National Pest Management Association
- Logo of the National Pest Management Association.
- Abbreviation: NPMA
- Formation: 1933
- Type: 501(c)(6) non-profit organization
- Headquarters: Fairfax, Virginia
- Region served: United States
- Members: 4,000+ companies
- Board of Directors President: Mike Bullert
- Board of Directors President-Elect: Bob Dold
- Chief Executive Officer: Dominique Stumpf, CAE
- Website: www.npmapestworld.org

= National Pest Management Association =

American trade association

The National Pest Management Association (NPMA), is a non-profit trade association founded in 1933 that aims to represent the interests of the professional pest management and pest control industries in the United States.

The NPMA is headquartered in Fairfax, Virginia.

==Organization==
The policy-making body of NPMA is governed by the board of directors. As of 2026, it has a membership of over 4,000 company members worldwide.

==Activities==
Members have access to accredited continuing education, technical resources, pest management research and reporting, and business service discounts. Its technical department provides pest identification and treatment recommendations. The NPMA government affairs staff provides consultation on legislative and regulatory issues that impact pest management companies.

==Community relations==
As the NPMA’s consumer education arm, the Professional Pest Management Alliance (PPMA) educates home and business owners about health and property risks associated with pests. It has developed educational resources such as PestWorld, an information repository on pest identification and management, and PestWorld for Kids as a scholastic resource.

NPMA also funds scientific research in entomology within the area of community pest control through its affiliated Pest Management Foundation.
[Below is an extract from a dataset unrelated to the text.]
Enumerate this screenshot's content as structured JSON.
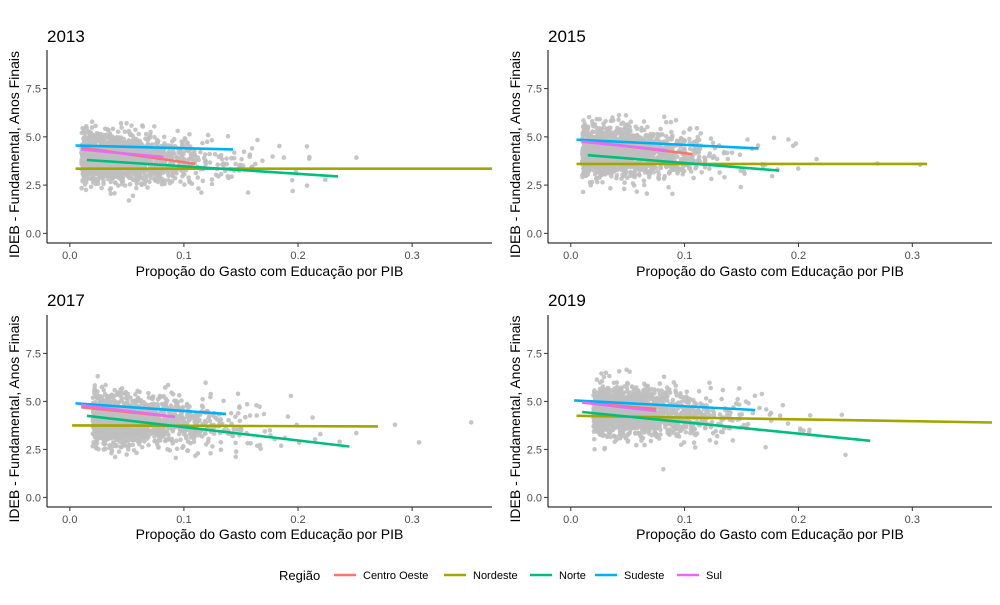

It provides research on pest populations and treatment options including bed bugs, cockroaches, and brown marmorated stink bugs.

==Public policy==
NPMA represents the industry in Congress and before federal agencies, and also in state legislatures and agencies. Its policy work is focused on pesticide regulation, environmental protection, workforce safety, and integrated pest management.

NPMA developed QualityPro, the pest management industry's leading accreditation program, was established in 2004 and administered by the Foundation for Professional Pest Management with NPMA's endorsement. To earn the accreditation, a pest control company must meet 18 standards covering areas such as employee background checks, a drug-free workplace policy, and other business/service practices. NPMA states that fewer than 3% of pest control companies in the United States hold the QualityPro designation with more than 500 companies accredited.

Under the QualityPro umbrella, GreenPro, green pest management certification program, was made available to pest control companies, in 2009. As of June 2013, more than 140 companies nationwide have been designated as GreenPro. This program has been nationally recognized by organizations that promote integrated approaches to reducing and eliminating pest populations, including: Natural Resources Defense Council (NDRC), EPA Pesticide Environmental Stewardship Program (PESP) and the Green Restaurant Association (GRA).

NPMA also maintains Pest PAC, a political action committee to advocate for the pest management industry at the forefront of congressional thinking.